I wrote a post explaining how any user can have they account removed from the service: http://thezargon.org/googleplus/2011/10/how-to-ge…
Please feel free to replicate the whole of parts of it. I think that users should know that there is an option regarding this issue.
But what is you’re in the states? I’ve been trying for almost 48 hours and sent them 5 emails and have gotten NO response!
I believe that the DPD doesn't actually care where you're located — they just care about the data handling practices of the company that does business in the EU. As such, you can still quote the DPDa7 — although you'll have a harder time actually prosecuting, as you'll have to get the attention of someone in the EU and get them to care about your case if Klout decides to ignore you anyway.
Facebook is pretty bad with security.
Here's something for you guys to look over:
Even if someone has their friends list on private, if you try to add them, it will bring up a page that says something like "You may also know these people", and all of their friends will be listed their regardless of whether they're private or not.
Thanks for posting the link. Now, what did you do that Danny Brown didn't? Are you in the E.U.? That Data Protection Directive you have over there really seems to have some muscle to it. I mean, it seems to get the social network companies' attention pretty effectively. Do you think that might have made the difference? I keep wondering what laws we have in the USA that compare to the EU directive. Yo, readers, please go check out fjfonseca's posting if you want to kill your Klout profile. Good stuff.

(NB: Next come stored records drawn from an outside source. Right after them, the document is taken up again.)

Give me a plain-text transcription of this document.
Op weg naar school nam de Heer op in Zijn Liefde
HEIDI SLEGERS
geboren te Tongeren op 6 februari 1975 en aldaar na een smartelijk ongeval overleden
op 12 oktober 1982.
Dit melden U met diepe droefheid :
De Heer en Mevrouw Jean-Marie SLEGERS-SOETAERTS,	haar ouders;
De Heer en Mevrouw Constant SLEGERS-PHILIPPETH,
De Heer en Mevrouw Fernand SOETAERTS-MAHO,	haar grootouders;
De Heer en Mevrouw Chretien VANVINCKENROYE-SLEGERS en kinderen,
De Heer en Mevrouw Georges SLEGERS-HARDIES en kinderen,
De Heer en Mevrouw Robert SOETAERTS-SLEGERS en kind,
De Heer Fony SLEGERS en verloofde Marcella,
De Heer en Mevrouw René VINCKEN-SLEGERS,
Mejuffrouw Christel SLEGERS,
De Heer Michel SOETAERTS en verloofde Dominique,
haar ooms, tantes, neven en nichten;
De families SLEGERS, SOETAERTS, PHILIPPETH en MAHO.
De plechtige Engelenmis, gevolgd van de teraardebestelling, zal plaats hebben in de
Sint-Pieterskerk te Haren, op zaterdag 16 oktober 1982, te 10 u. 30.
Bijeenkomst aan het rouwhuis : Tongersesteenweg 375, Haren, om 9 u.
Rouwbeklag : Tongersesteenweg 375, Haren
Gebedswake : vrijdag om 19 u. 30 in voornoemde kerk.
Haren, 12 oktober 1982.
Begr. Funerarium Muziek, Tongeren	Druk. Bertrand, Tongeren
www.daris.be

Scary!! I’ve commented on some posts and don’t know if they were public or not. How would I go about finding out if Klout has made a profile on me without having to sign up for it???

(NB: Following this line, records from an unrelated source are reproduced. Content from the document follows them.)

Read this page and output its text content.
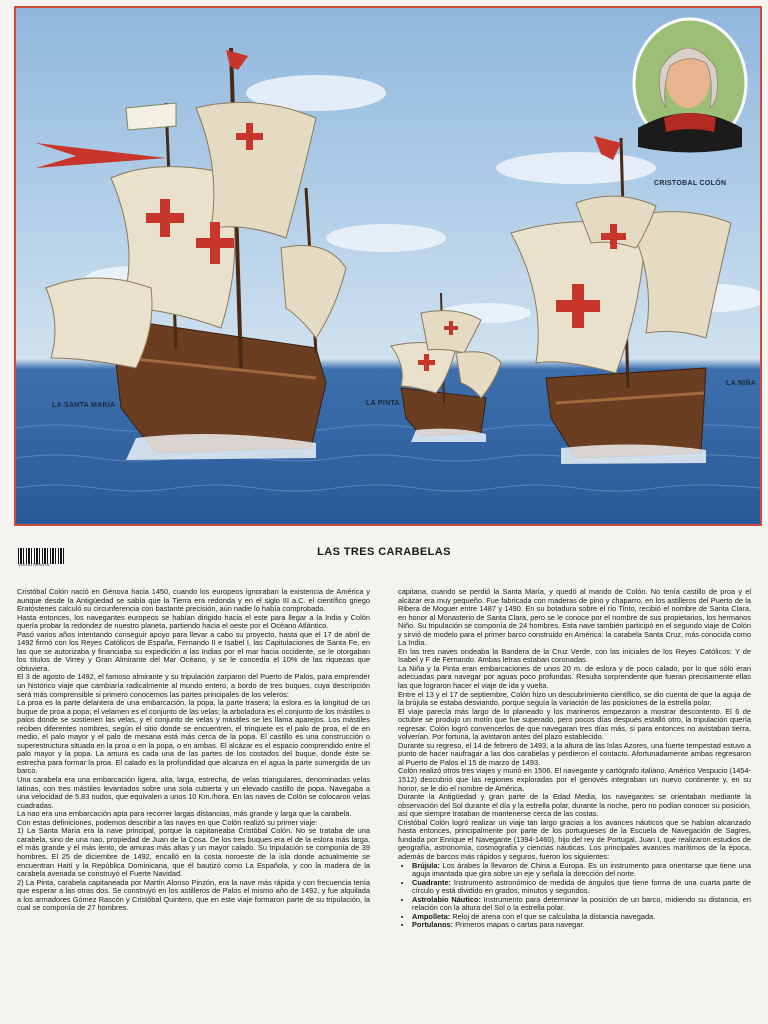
LA SANTA MARÍA	LA PINTA
LA NIÑA
CRISTOBAL COLÓN
1201917001379
LAS TRES CARABELAS

Cristóbal Colón nació en Génova hacia 1450, cuando los europeos ignoraban la existencia de América y aunque desde la Antigüedad se sabía que la Tierra era redonda y en el siglo III a.C. el científico griego Eratóstenes calculó su circunferencia con bastante precisión, aún nadie lo había comprobado.

Hasta entonces, los navegantes europeos se habían dirigido hacia el este para llegar a la India y Colón quería probar la redondez de nuestro planeta, partiendo hacia el oeste por el Océano Atlántico.

Pasó varios años intentando conseguir apoyo para llevar a cabo su proyecto, hasta que el 17 de abril de 1492 firmó con los Reyes Católicos de España, Fernando II e Isabel I, las Capitulaciones de Santa Fe, en las que se autorizaba y financiaba su expedición a las Indias por el mar hacia occidente, se le otorgaban los títulos de Virrey y Gran Almirante del Mar Océano, y se le concedía el 10% de las riquezas que obtuviera.

El 3 de agosto de 1492, el famoso almirante y su tripulación zarparon del Puerto de Palos, para emprender un histórico viaje que cambiaría radicalmente al mundo entero, a bordo de tres buques, cuya descripción será más comprensible si primero conocemos las partes principales de los veleros:

La proa es la parte delantera de una embarcación, la popa, la parte trasera; la eslora es la longitud de un buque de proa a popa; el velamen es el conjunto de las velas; la arboladura es el conjunto de los mástiles o palos donde se sostienen las velas, y el conjunto de velas y mástiles se les llama aparejos. Los mástiles reciben diferentes nombres, según el sitio donde se encuentren, el trinquete es el palo de proa, el de en medio, el palo mayor y el palo de mesana está más cerca de la popa. El castillo es una construcción o superestructura situada en la proa o en la popa, o en ambas. El alcázar es el espacio comprendido entre el palo mayor y la popa. La amura es cada una de las partes de los costados del buque, donde éste se estrecha para formar la proa. El calado es la profundidad que alcanza en el agua la parte sumergida de un barco.

Una carabela era una embarcación ligera, alta, larga, estrecha, de velas triangulares, denominadas velas latinas, con tres mástiles levantados sobre una sola cubierta y un elevado castillo de popa. Navegaba a una velocidad de 5.83 nudos, que equivalen a unos 10 Km./hora. En las naves de Colón se colocaron velas cuadradas.

La nao era una embarcación apta para recorrer largas distancias, más grande y larga que la carabela.

Con estas definiciones, podemos describir a las naves en que Colón realizó su primer viaje:

1) La Santa María era la nave principal, porque la capitaneaba Cristóbal Colón. No se trataba de una carabela, sino de una nao, propiedad de Juan de la Cosa. De los tres buques era el de la eslora más larga, el más grande y el más lento, de amuras más altas y un mayor calado. Su tripulación se componía de 39 hombres. El 25 de diciembre de 1492, encalló en la costa noroeste de la isla donde actualmente se encuentran Haití y la República Dominicana, que él bautizó como La Española, y con la madera de la carabela averiada se construyó el Fuerte Navidad.

2) La Pinta, carabela capitaneada por Martín Alonso Pinzón, era la nave más rápida y con frecuencia tenía que esperar a las otras dos. Se construyó en los astilleros de Palos el mismo año de 1492, y fue alquilada a los armadores Gómez Rascón y Cristóbal Quintero, que en este viaje formaron parte de su tripulación, la cual se componía de 27 hombres.

capitana, cuando se perdió la Santa María, y quedó al mando de Colón. No tenía castillo de proa y el alcázar era muy pequeño. Fue fabricada con maderas de pino y chaparro, en los astilleros del Puerto de la Ribera de Moguer entre 1487 y 1490. En su botadura sobre el río Tinto, recibió el nombre de Santa Clara, en honor al Monasterio de Santa Clara, pero se le conoce por el nombre de sus propietarios, los hermanos Niño. Su tripulación se componía de 24 hombres. Esta nave también participó en el segundo viaje de Colón y sirvió de modelo para el primer barco construido en América: la carabela Santa Cruz, más conocida como La India.

En las tres naves ondeaba la Bandera de la Cruz Verde, con las iniciales de los Reyes Católicos: Y de Isabel y F de Fernando. Ambas letras estaban coronadas.

La Niña y la Pinta eran embarcaciones de unos 20 m. de eslora y de poco calado, por lo que sólo eran adecuadas para navegar por aguas poco profundas. Resulta sorprendente que fueran precisamente ellas las que lograron hacer el viaje de ida y vuelta.

Entre el 13 y el 17 de septiembre, Colón hizo un descubrimiento científico, se dio cuenta de que la aguja de la brújula se estaba desviando, porque seguía la variación de las posiciones de la estrella polar.

El viaje parecía más largo de lo planeado y los marineros empezaron a mostrar descontento. El 6 de octubre se produjo un motín que fue superado, pero pocos días después estalló otro, la tripulación quería regresar. Colón logró convencerlos de que navegaran tres días más, si para entonces no avistaban tierra, volverían. Por fortuna, la avistaron antes del plazo establecido.

Durante su regreso, el 14 de febrero de 1493, a la altura de las Islas Azores, una fuerte tempestad estuvo a punto de hacer naufragar a las dos carabelas y perdieron el contacto. Afortunadamente ambas regresaron al Puerto de Palos el 15 de marzo de 1493.

Colón realizó otros tres viajes y murió en 1506. El navegante y cartógrafo italiano, Américo Vespucio (1454-1512) descubrió que las regiones exploradas por el genovés integraban un nuevo continente y, en su honor, se le dio el nombre de América.

Durante la Antigüedad y gran parte de la Edad Media, los navegantes se orientaban mediante la observación del Sol durante el día y la estrella polar, durante la noche, pero no podían conocer su posición, así que siempre trataban de mantenerse cerca de las costas.

Cristóbal Colón logró realizar un viaje tan largo gracias a los avances náuticos que se habían alcanzado hasta entonces, principalmente por parte de los portugueses de la Escuela de Navegación de Sagres, fundada por Enrique el Navegante (1394-1460), hijo del rey de Portugal, Juan I, que realizaron estudios de geografía, astronomía, cosmografía y ciencias náuticas. Los principales avances marítimos de la época, además de barcos más rápidos y seguros, fueron los siguientes:

• Brújula: Los árabes la llevaron de China a Europa. Es un instrumento para orientarse que tiene una aguja imantada que gira sobre un eje y señala la dirección del norte.
• Cuadrante: Instrumento astronómico de medida de ángulos que tiene forma de una cuarta parte de círculo y está dividido en grados, minutos y segundos.
• Astrolabio Náutico: Instrumento para determinar la posición de un barco, midiendo su distancia, en relación con la altura del Sol o la estrella polar.
• Ampolleta: Reloj de arena con el que se calculaba la distancia navegada.
• Portulanos: Primeros mapas o cartas para navegar.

A Klout advert right in the middle of the article. How meta.
Not an advert methinks, but a screenshot.
…what's the difference? 😉
Lisa – thank you for writing up such a well-rounded, in-depth article on these issues. There are many applications that track far more personal data than most people realize. But Klout then uses that data to create a score and post it on a public and personally-identifiable profile for an individual. That's where the level of accountability needs to step up beyond simply saying they "do not collect any private data without your explicit permission."
The simple important point here is that if your not happy to share your information then don't put it online in the first place.
While that is true, communicating online is become more of a 'standard' lately, where people try to use the pirvacy settings to the best effect to shield themselves from the public eye. Such online environments do often tell that discussing privately is possible by using the right options – but this just isn't the case.
I do think that it would be good to understand that public and semi-public environemtns should not be used by childern yet, because they are dangerous in many ways. facebook may seem fun and ok, but let's face it – that stuff never goes away. And 10 years later an employer can find the worlds that the prospective employee types when he was 13 years old. And we all know that tennagers just aren't always mature on the internet.